Emergono dagli scritti forbiti degli amanuensi il Duca Domenico Orsini d’Aragona(1719-1789) designato alla porpora nel 1743 da Benedetto XIV dopo la morte della consorte Anna Paola Filomeno Odescalchi , suo figlio Filippo Bernualdo maggiordomo di Francesco Re delle Due Sicilie(1742-1824) e il Duca Domenico senatore di Roma per tredici anni sposato con Maria Luisa Torlonia(1790-1864). Da quest’ultima ebbe cinque figli, matrimonio risolutivo per Domenico a fronte del declino della dinastia Orsini. Con l’ingente dote ricevuta dal padre di Maria Luisa, il banchiere Giovanni Raimondo Torlonia Duca di Bracciano, gli è possibile medicare una serie di passività economiche gravi.
“ In capo a tutto c’è Dio, padrone del cielo, poi viene il Principe Torlonia, padrone della terra. Poi vengono le guardie del Principe, poi vengono i cani delle guardie del Principe. Poi il nulla, poi ancora il nulla, poi vengono i cafoni”( Ignazio Silone, 1933).
Con questi tre personaggi Casa Orsini vive momenti gloriosi,soprattutto il primo che sotto l’ombra protettiva di Benedetto XIV riuscì a ottenere notevoli benefici ecclesiastici tra cui l’altare di San Pietro in Vincoli nella Chiesa di San Salvatore in Lauro e l’abbazia Santa Maria di Banzi nella diocesi di Matera.
Tra i fascicoli conservati nell’Archivio capitolino si annoverano registri di atti notarili,cause,documenti personali,copialettere amministrative,liste di debiti e perizie e mutui e crediti,doti matrimoniali. E poi collezioni di Leggi e regolamenti,lettere di Domenico Orsini alla moglie Maria Luisa Torlonia e alla nuora Giulia Hoyos , rendiconti su chiese e cappelle funerarie , inventari di quadri e lavori di restauro.
La famiglia Orsini a sud di Napoli deteneva la cappellania di Muro Lucano,la Chiesa Maria Santissima dei Sette Dolori in Poggiorsini,a Gravina il beneficio della Chiesa rupestre Madonna della Stella e la bella Chiesa barocca dedicata a Santa Maria del Suffragio , popolanamente detta “Chiesa del Purgatorio” fatta costruire dalla duchessa Giovanna Frangipane della Tolfa madre di Benedetto XIII.

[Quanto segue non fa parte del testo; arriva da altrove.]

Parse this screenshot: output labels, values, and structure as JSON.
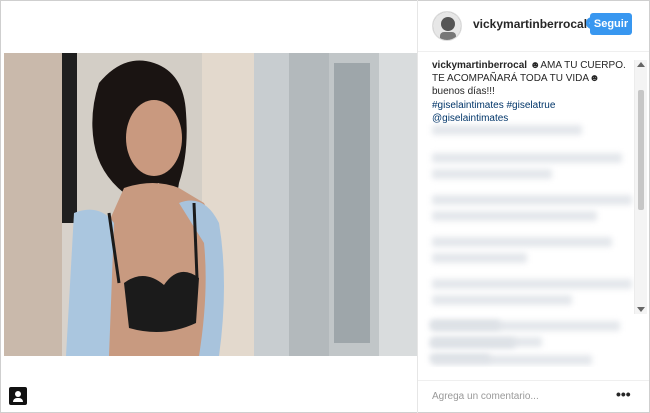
{
  "post": {
    "username": "vickymartinberrocal",
    "verified_icon": "verified-check-icon",
    "follow_label": "Seguir",
    "caption_user": "vickymartinberrocal",
    "caption_text": " ☻AMA TU CUERPO. TE ACOMPAÑARÁ TODA TU VIDA☻buenos días!!!",
    "tags": [
      "#giselaintimates",
      "#giselatrue",
      "@giselaintimates"
    ]
  },
  "comment_box": {
    "placeholder": "Agrega un comentario...",
    "more_label": "•••"
  },
  "colors": {
    "accent": "#3897f0",
    "link": "#003569"
  }
}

“Le sue strade son larghe,quantunque non ben lastricate,e comode le case,frà le quali s’inalza il Palazzo del Duca Orsino,che con tal titolo ab antico lo possiede,fabbricato alla moderna,in forma di Castello con sembianza di espor Colombrine dal cornicione,è capace di trattenere Forestieri”.
Parole di Giambattista Pacichelli allorché,fine Seicento,visita Gravina.
Palazzo ducale che “ pomposamente preparato per tanto ricevimento,e quivi ricevette al bacio della mano tutte le più spiccate personalità del luogo,nonché tutti i deputati e magistrati convenuti dalle altre città vicine e non incluse nell’itinerario. Terminato il ricevimento,il Re assistette nella gran sala del Palazzo,trasformata in teatro,alla rappresentazione di una operetta che fu eseguita in suo onore dai più rinomati artisti della Provincia” scrive lo storico gravinese Domenico Nardone,ospitò Carlo III di Borbone durante la sua visita nella città e nel 1790 la regina Carolina d’Austria con il principe ereditario Francesco I.
Quindi gli Orsini abbandonano Gravina per stabilirsi definitivamente in Roma.